Joe Higgins Column: Writing about his Aussie visit
Date: Wednesday, October 20 @ 03:51:02 CDT
Topic: Socialist Party
Joe Higgins Column
Report back from speaking tour of Australia
By Joe Higgins, TD
I have just finished a 10 day speaking tour in Australia organised by the Australian Socialist Party (ASP), which is affiliated to the Committee for a Workers' International (CWI - the international socialist organisation to which the Socialist Party is affiliated).
Unlike the all expenses-trip by an all party delegation to Australia from the Dail and Seanad the week before, the costs of the journey were met in full by myself and the Socialist Party.
By the way, it was reported to me that, having traveled half way around the world, the group of mainly right-wing TDs and Senators were taken aback to find posters staring at them on the streets of Melbourne advertising a meeting with Joe Higgins as the main speaker!
I spoke at public meetings for the ASP in Sydney, Newcastle (New South Wales), Perth in Western Australia and Melbourne and attended the National Conference of the ASP over a weekend (requiring travel inside Australia amounting to 5,500 miles!).
The ASP is a small but vibrant and growing party. It will contest council elections in the Melbourne suburb of Yarra at the end of November.
The party has been very active in this area for many years and led an historic, much publicised struggle there ten years ago to save a group of local schools earmarked for closure by the State Government. One of the leaders of that struggle, Steve Jolly, is originally from Dublin and joined the CWI in Ireland in the 1980s.
As well as addressing public meetings, I was privileged to be invited to speak to different groups in the trade union movement. These invitations arose from the high level of respect in which left unions hold the activists from the ASP.
I addressed 300 shop stewards from around the State of NSW at a meeting in Sydney. This union organises workers mainly in the distribution and retail sectors and is currently locking horns with the supermarket giant, Aldi. They are trying to stop workers from joining the union just as they did in Dublin a few years ago when they tried to stop workers in their Parnell Street store from joining MANDATE.
Seeing at first hand the level of trade union organisation on the major construction sites in Melbourne was an unforgettable experience. The Construction, Forestry, Mining and Energy Union (CFMEU) invited me to speak at a number of site meetings. The construction unions have won the right to have meetings of all workers on site during work hours when they think it necessary and, as well as work issues they can invite a guest such as myself to speak to such meetings on broader issues.
It was an incredible experience at 7.00am to have 500 workers from all the trades assembled on the biggest construction site in Melbourne.

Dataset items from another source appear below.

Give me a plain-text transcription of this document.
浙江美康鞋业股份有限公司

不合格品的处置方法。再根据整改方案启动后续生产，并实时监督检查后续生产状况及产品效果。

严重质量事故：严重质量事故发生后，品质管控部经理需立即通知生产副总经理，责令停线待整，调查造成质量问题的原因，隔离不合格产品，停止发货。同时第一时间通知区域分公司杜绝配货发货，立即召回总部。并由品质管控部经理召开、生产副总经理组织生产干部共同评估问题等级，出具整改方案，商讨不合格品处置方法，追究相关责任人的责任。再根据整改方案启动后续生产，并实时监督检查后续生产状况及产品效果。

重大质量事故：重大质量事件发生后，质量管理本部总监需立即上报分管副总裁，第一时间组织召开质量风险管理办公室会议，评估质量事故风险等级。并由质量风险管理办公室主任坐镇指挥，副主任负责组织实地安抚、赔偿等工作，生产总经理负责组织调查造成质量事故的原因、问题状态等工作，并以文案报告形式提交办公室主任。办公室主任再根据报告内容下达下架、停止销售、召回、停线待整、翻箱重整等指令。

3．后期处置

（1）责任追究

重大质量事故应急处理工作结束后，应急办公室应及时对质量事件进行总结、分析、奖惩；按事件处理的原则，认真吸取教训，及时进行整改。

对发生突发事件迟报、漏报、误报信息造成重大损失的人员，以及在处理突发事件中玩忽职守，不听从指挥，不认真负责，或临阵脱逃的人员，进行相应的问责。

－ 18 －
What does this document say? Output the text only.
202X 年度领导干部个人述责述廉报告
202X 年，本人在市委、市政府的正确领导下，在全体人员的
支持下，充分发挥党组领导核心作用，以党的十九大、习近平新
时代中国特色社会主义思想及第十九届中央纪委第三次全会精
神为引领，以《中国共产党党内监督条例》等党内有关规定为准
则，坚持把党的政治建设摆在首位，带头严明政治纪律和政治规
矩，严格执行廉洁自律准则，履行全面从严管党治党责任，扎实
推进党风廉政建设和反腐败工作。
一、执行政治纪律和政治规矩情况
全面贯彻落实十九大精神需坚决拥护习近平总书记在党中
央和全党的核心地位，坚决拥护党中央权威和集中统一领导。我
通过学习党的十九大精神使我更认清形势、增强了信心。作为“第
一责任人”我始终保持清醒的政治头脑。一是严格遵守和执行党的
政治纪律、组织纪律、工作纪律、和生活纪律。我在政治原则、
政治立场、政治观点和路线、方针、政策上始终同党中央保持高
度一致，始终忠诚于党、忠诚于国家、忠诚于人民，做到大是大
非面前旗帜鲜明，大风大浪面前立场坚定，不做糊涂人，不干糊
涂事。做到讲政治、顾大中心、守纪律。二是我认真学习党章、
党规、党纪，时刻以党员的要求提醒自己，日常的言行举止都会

It is called Eureka Towers, which is planned to go 88 storeys high, all apartments! At the meeting I raised with the workers the neo liberal attacks in the European Union on workers rights and the attempts to organised a fightback. I urged them to guard jealously what they had won over decades of struggle as there is an agenda worldwide to attack such rights as, for example, the blackmailing of 4000 Siemens workers in Germany to revert to a forty-hour week.
The rights, which the construction unions have won in Victoria, are very impressive. There is a 36 hour working week with every second Monday set aside as a rostered day off (RDO) to give workers a long weekend, especially helpful where young families are concerned. Safety on sites is a paramount concern with full time trade union safety officers on all sites. There are set temperatures above and below which it is intolerable to work and demands on overtime are strictly regulated.
There is a big mood amongst working class activists to kick out out John Howard's right wing government. The ASP believes it is possible that the Australian Labour Party will win but just like the Labour and Social Democratic parties across Europe the ALP is no longer a workers' party. In Australia, the ASP believes that a new party of the working class needs to be built, and our Australian comrades will play a major role in the establishment of such a party when the political conditions develop to make it a reality.